そこに戻って来た斉藤はしばらくドアの外で2人を見ていた。


「あゆみはいつ家に戻れるの?いつ友達と遊べるの?」

「あゆみちゃん…」


スミはあゆみを抱きしめた。


「家にも戻れるし友達とも遊べるから。だからその為にも頑張ろう」


2人を見ていた斉藤は涙を流していた。


しばらくしてスミと斉藤は病室を出てベンチに座った。
スミはバックの中から封筒を取り出すと斉藤に渡した。


「これは?」

「とりあえず足しにして。また渡すから」


封筒の中には1万円札の束が入っていた。


「私の今の全財産。色々あって今それしかなくて。後は母が私のお金を持ってるけど、今はまだちょっと母に頼めないから少し待っててね」

「…どうして」

「え…」

「どうしてここまでしてくれるんですか?俺にあんな酷い事されたのに」

「それはそうだけど…あの日の事は忘れるわ。あなた本当は悪い人じゃないでしょ。それにこれは妹さんの為だから」

「、、、、」

「本当に気にしないで」

「…ありがとうございます」

「うん」

「…それと」

「ん?」

「殴ったりしてすみませんでした…」

「え…」

「ちゃんと謝ってなかったから…本当はすごく心が痛かったです…でもお金が必要で…それで…」

「もういいのよ。わかったから」

「あの…」

「え?」

「証拠は…見つかったんですか?」

「…まだ。来週裁判らしいの…」

「え…裁判?」

「無罪が認められなければ最低でも5年…だからその日までに何とかしないと…」

「5年って…」

「5年もシュンが刑務所に居るなんて絶対にダメ」

「…彼氏さん、どんな人なんですか?」

「…私を命懸けで守ってくれる人。

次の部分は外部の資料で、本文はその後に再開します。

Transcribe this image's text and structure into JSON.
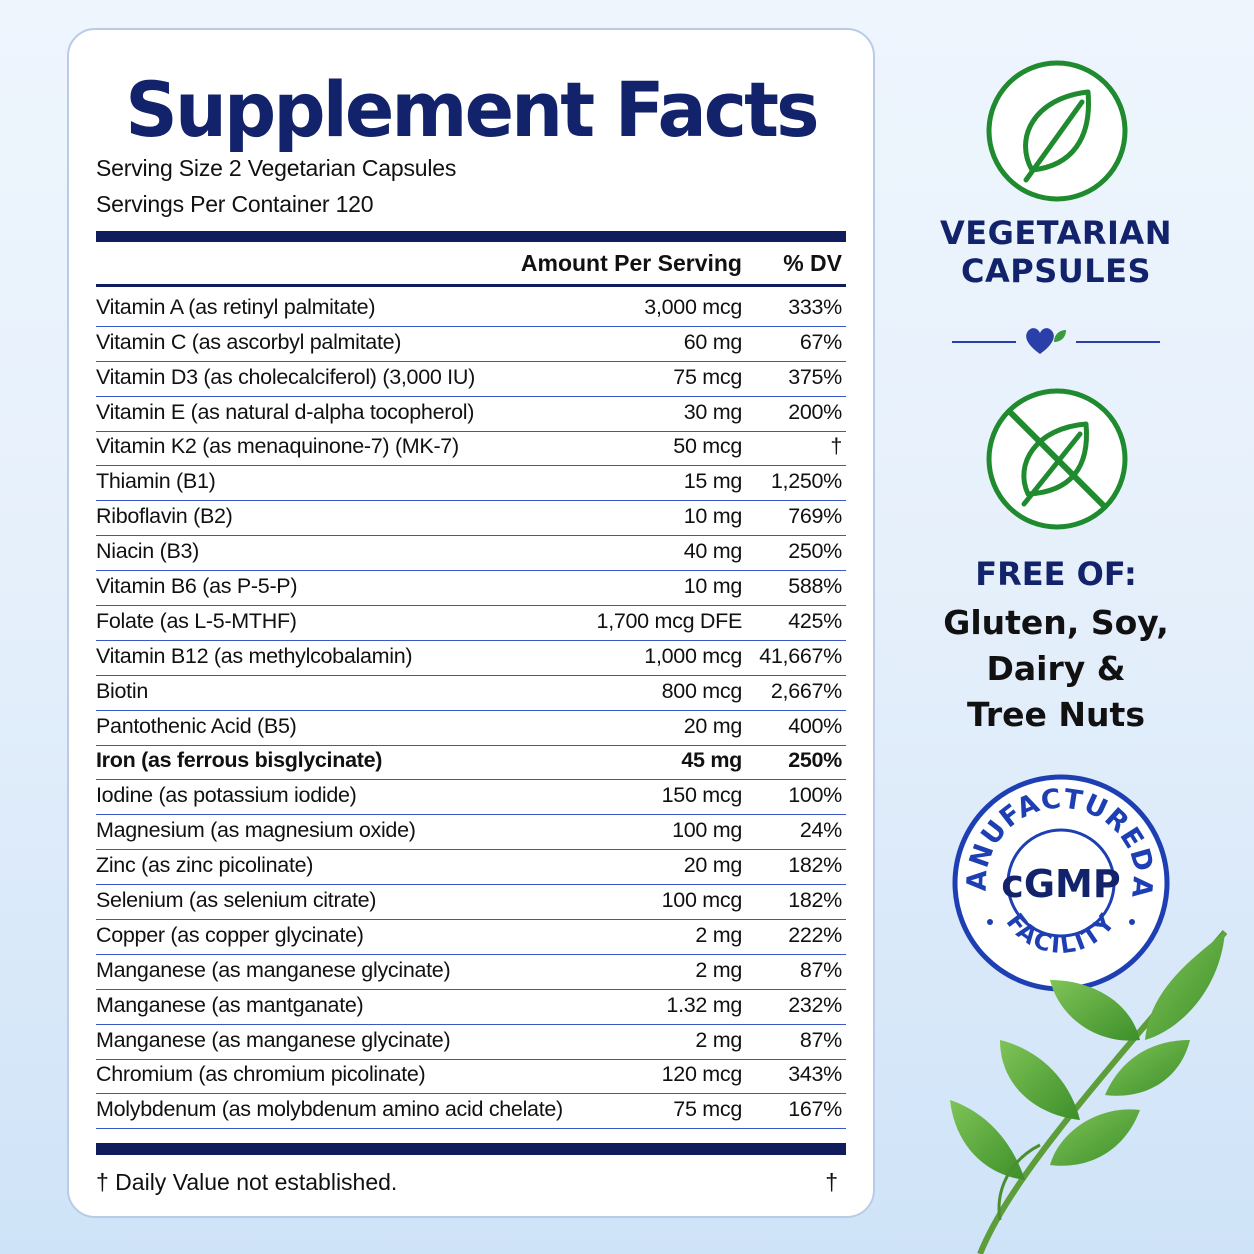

今までどれだけ助けられた事か…シュンは岡田と違って自分より相手を大事にする誰からも信頼されるような人よ」

「、、、、」

「それに…1人の女の子の為に児童施設まで作った…そんな人…」


そんな人が…
やってもいないのに証拠がないだけで5年も…
そんなのダメだ…


「もし、無罪のまま刑が確定したら…どうしますか?」

「その時は…」

「岡田社長のこと許せないですよね?」

「もちろん…許せるはずないし全然に許さない‼︎」

「…間違った事、考えてないですよね?」

「それは…」

「気持ちはわかりますが変な気起こしちゃダメですよ」

「あっ…私のことは心配しなくていいから」

「でも…」

「私、そろそろ帰るね」

「あのっ…裁判って何時からですか?」

「10時からだけど…どうして?」

「いえ、聞いてみただけです。裁判の前日ちょっと会ってくれませんか?」

「…いいけど」

「ちょっと話があるので」

「…わかった」


約束をしてスミは帰って行った。


斉藤はスミに心を打たれたのだ。


このままじゃダメだ…
全ては俺に懸かっている…
あゆみ…ごめん…


斉藤は罪を償おうと心に決めた。